8. The method according to claim 1, characterized in that, The thermal management parameter inference model includes a second feature mapping module, a stage gating module, a pattern recognition module, and a parameter generation module; The step of inputting the comprehensive state characteristics, the operational stage category, the future operational parameters, and the comprehensive benefit value corresponding to each of the candidate thermal management parameters into a trained thermal management parameter inference model to obtain the target thermal management parameters of the vehicle includes: The comprehensive state characteristics, the operational stage category, the future operational parameters, and the comprehensive benefit values ​​corresponding to each of the candidate thermal management parameters are concatenated to form the target state parameters. The target state parameters are input into the second feature mapping module for feature mapping to obtain fused state features; The fusion state features and the operation stage category are input into the stage gating module for weight calculation to obtain the stage state weight; The fused state features are weighted according to the stage state weights to obtain the stage fusion features; The stage fusion features are input into the pattern recognition module to obtain the thermal management mode of the vehicle; The stage fusion features are input into the parameter generation module to obtain the vehicle's target temperature lower limit, target temperature upper limit, heating power upper limit, cooling power upper limit, and pump flow rate upper limit. The thermal management mode, the lower limit of the target battery temperature, the upper limit of the target battery temperature, the upper limit of the heating power, the upper limit of the cooling power, and the upper limit of the pump flow rate are used as the target thermal management parameters at the current moment.

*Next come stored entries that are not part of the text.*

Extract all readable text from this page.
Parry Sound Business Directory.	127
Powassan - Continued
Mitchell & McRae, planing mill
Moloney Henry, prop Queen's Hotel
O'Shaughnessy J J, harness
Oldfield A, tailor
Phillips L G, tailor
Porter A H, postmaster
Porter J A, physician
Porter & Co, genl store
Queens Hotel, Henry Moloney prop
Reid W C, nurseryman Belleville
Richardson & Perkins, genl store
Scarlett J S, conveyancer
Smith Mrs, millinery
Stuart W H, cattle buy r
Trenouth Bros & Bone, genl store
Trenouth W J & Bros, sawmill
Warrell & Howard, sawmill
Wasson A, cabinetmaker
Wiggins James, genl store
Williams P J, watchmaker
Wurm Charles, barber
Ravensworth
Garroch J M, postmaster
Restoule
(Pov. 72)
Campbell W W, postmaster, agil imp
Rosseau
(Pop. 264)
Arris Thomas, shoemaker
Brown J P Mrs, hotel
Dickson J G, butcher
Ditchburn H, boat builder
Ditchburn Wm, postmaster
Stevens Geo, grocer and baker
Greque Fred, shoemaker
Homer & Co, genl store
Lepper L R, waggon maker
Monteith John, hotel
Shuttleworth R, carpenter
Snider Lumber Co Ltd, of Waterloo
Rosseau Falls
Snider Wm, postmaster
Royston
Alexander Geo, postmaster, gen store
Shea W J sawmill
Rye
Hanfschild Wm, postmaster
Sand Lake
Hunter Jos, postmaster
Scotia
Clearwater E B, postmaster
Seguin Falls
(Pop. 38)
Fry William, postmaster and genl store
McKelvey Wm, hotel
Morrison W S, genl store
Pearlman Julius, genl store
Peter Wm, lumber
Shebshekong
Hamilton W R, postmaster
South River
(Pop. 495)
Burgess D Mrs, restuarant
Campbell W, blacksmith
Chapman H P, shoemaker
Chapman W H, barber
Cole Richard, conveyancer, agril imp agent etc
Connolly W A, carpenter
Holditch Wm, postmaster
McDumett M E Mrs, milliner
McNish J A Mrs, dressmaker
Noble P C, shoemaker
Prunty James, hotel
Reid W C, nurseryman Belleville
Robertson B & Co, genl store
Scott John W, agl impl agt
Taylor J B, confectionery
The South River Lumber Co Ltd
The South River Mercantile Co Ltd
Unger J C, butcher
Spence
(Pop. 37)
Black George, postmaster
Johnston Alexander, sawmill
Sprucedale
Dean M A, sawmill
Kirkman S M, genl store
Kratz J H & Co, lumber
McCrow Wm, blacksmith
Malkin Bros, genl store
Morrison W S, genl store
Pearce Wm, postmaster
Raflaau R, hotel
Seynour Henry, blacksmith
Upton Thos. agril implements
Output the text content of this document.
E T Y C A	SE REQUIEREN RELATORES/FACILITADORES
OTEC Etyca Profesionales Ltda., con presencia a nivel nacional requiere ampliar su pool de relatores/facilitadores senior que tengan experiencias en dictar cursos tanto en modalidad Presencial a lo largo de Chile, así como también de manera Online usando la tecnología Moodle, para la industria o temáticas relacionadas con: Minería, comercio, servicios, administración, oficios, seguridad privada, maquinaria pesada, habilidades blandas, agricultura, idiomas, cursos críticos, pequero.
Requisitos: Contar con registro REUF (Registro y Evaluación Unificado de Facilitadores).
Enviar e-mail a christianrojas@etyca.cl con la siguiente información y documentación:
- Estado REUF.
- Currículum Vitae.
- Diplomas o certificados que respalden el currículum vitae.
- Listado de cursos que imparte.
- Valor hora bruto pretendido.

9. The method according to claim 8, characterized in that, The training samples of the thermal management parameter inference model include the comprehensive state features of the samples at each historical moment, the sample operation stage category, the sample future operation parameters, the comprehensive benefit value of the sample corresponding to the candidate thermal management parameters, and the sample target thermal management parameters as training labels; the sample target thermal management parameters are predicted by a thermal management label prediction model; the thermal management label prediction model includes a cost calculation module: For any of the aforementioned historical moments, the target thermal management parameters for the sample are predicted using the following method: The sample comprehensive state characteristics corresponding to the historical moment, the sample operation stage category, the sample future operation parameters, the sample candidate thermal management parameters, and the sample comprehensive benefit value corresponding to the sample candidate thermal management parameters are input into the cost calculation module to calculate the cost and obtain the comprehensive cost value corresponding to each sample candidate thermal management parameter. From a number of candidate thermal management parameters, the candidate thermal management parameter whose comprehensive cost value is less than that of other candidate thermal management parameters is selected as the target thermal management parameter for the historical moment.

10. A vehicle, characterized in that, It includes a processor, a memory, and a program or instructions stored in the memory and executable on the processor, wherein the program or instructions, when executed by the processor, implement the method as described in any one of claims 1-9.